Der Bund und die Kantone fördern die Eingliederung von Menschen mit Behinderungen ins Arbeitsleben und in die Gesellschaft.

Gesetzestext

1Der Bund fördert die Eingliederung Invalider durch die Ausrichtung von Geld- und Sachleistungen. Zu diesem Zweck kann er Mittel der Invalidenversicherung verwenden.

2Die Kantone fördern die Eingliederung Invalider, insbesondere durch Beiträge an den Bau und den Betrieb von Institutionen, die dem Wohnen und dem Arbeiten dienen.

3Das Gesetz legt die Ziele der Eingliederung und die Grundsätze und Kriterien fest.

Allgemeine Bestimmungen

Artikel 48

Verträge zwischen Kantonen

Einfach erklärt

Die Kantone können untereinander Verträge schliessen und gemeinsame Einrichtungen schaffen. Diese Verträge dürfen nicht gegen Bundesrecht verstossen.

Gesetzestext

1Die Kantone können miteinander Verträge schliessen sowie gemeinsame Organisationen und Einrichtungen schaffen. Sie können namentlich Aufgaben von regionalem Interesse gemeinsam wahrnehmen.

2Der Bund kann sich im Rahmen seiner Zuständigkeiten beteiligen.

3Verträge zwischen Kantonen dürfen dem Recht und den Interessen des Bundes sowie den Rechten anderer Kantone nicht zuwiderlaufen. Sie sind dem Bund zur Kenntnis zu bringen.

4Die Kantone können interkantonale Organe durch interkantonalen Vertrag zum Erlass rechtsetzender Bestimmungen ermächtigen, die einen interkantonalen Vertrag umsetzen, sofern der Vertrag:

  • a.nach dem gleichen Verfahren, das für die Gesetzgebung gilt, genehmigt worden ist;
  • b.die inhaltlichen Grundzüge der Bestimmungen festlegt.

5Die Kantone beachten das interkantonale Recht.

Allgemeine Bestimmungen

Artikel 110

Arbeit

Einfach erklärt

Der Bund kann Vorschriften zum Schutz der Arbeitnehmer erlassen und Gesamtarbeitsverträge für allgemeinverbindlich erklären. Der 1. August ist bezahlter Bundesfeiertag.

Gesetzestext

1Der Bund kann Vorschriften erlassen über:

  • a.den Schutz der Arbeitnehmerinnen und Arbeitnehmer;
  • b.das Verhältnis zwischen Arbeitgeber- und Arbeitnehmerseite, insbesondere über die gemeinsame Regelung betrieblicher und beruflicher Angelegenheiten;
  • c.die Arbeitsvermittlung;
  • d.die Allgemeinverbindlicherklärung von Gesamtarbeitsverträgen.

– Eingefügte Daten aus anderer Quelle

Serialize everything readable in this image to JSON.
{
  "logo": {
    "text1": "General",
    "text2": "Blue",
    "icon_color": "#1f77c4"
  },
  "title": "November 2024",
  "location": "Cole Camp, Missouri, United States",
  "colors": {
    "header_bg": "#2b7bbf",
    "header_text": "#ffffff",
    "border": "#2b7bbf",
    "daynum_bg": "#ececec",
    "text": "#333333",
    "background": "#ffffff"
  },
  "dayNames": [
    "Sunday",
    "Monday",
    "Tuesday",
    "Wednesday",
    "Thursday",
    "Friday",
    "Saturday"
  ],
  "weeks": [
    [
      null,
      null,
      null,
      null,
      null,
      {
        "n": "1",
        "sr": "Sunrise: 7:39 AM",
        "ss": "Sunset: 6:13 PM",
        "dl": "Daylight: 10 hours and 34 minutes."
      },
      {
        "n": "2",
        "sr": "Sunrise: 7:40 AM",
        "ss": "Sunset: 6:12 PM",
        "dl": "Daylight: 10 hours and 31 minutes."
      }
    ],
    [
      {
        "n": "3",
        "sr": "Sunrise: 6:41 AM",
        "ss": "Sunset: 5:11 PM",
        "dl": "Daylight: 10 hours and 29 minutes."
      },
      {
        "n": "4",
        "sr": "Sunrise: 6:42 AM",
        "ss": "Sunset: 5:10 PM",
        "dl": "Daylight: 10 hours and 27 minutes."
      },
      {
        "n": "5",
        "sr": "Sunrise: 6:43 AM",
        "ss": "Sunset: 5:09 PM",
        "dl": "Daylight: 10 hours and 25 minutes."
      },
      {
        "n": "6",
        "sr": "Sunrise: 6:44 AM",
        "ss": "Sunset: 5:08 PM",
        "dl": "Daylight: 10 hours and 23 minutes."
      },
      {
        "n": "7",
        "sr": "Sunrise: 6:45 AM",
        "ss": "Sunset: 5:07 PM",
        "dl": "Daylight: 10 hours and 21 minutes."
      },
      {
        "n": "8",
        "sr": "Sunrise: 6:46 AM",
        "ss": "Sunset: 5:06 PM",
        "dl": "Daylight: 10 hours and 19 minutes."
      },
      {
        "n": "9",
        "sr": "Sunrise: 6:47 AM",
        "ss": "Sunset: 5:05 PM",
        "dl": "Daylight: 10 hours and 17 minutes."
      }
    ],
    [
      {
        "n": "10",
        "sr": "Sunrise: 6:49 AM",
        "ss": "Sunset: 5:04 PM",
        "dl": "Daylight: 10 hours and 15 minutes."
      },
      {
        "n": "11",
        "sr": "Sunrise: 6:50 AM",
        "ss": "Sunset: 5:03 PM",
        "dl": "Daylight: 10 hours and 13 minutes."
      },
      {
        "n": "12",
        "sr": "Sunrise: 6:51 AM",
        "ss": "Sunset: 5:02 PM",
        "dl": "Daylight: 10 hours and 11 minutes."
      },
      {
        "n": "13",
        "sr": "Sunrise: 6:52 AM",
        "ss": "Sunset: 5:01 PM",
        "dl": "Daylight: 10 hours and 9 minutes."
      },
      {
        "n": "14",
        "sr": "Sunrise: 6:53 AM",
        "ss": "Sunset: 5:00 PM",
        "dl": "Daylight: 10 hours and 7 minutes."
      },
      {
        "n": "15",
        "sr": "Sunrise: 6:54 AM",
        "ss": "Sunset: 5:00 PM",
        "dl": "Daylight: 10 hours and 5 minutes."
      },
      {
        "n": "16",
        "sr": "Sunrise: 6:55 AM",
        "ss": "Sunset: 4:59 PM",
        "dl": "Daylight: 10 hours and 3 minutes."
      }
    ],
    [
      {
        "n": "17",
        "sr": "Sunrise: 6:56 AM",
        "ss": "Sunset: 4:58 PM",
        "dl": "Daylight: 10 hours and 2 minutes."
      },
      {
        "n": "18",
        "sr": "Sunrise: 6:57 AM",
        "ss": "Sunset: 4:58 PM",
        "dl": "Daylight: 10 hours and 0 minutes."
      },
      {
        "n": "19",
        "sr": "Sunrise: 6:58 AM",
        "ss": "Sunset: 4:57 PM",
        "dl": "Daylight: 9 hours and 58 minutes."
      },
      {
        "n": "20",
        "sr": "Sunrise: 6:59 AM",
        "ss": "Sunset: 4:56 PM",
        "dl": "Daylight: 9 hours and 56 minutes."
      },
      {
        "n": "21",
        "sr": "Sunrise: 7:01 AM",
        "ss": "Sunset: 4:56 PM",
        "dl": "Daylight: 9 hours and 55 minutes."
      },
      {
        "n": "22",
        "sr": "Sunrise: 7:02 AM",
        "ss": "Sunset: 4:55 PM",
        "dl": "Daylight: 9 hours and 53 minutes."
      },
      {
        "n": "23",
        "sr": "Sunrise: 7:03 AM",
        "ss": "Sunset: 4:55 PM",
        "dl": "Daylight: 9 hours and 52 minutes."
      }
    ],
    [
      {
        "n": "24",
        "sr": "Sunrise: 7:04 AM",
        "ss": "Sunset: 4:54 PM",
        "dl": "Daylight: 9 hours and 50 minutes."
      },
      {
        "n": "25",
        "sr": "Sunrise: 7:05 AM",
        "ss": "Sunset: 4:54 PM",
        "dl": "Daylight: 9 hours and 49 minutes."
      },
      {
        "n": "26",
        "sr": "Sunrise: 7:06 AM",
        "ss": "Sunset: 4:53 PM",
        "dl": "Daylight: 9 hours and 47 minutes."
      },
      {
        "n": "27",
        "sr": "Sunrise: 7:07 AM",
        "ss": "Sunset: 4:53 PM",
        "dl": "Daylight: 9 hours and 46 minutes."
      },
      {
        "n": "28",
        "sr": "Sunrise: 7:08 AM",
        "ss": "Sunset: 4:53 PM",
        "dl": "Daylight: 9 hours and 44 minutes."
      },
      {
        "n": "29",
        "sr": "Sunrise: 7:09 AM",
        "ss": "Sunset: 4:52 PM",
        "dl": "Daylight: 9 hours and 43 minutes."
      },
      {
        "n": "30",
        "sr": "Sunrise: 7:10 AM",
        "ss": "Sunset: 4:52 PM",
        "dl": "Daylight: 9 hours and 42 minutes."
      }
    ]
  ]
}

2Gesamtarbeitsverträge dürfen nur allgemeinverbindlich erklärt werden, wenn sie begründeten Minderheitsinteressen und regionalen Verschiedenheiten angemessen Rechnung tragen und die Rechtsgleichheit sowie die Koalitionsfreiheit nicht beeinträchtigen.

3Der 1. August ist Bundesfeiertag. Er ist arbeitsrechtlich den Sonntagen gleichgestellt und bezahlt.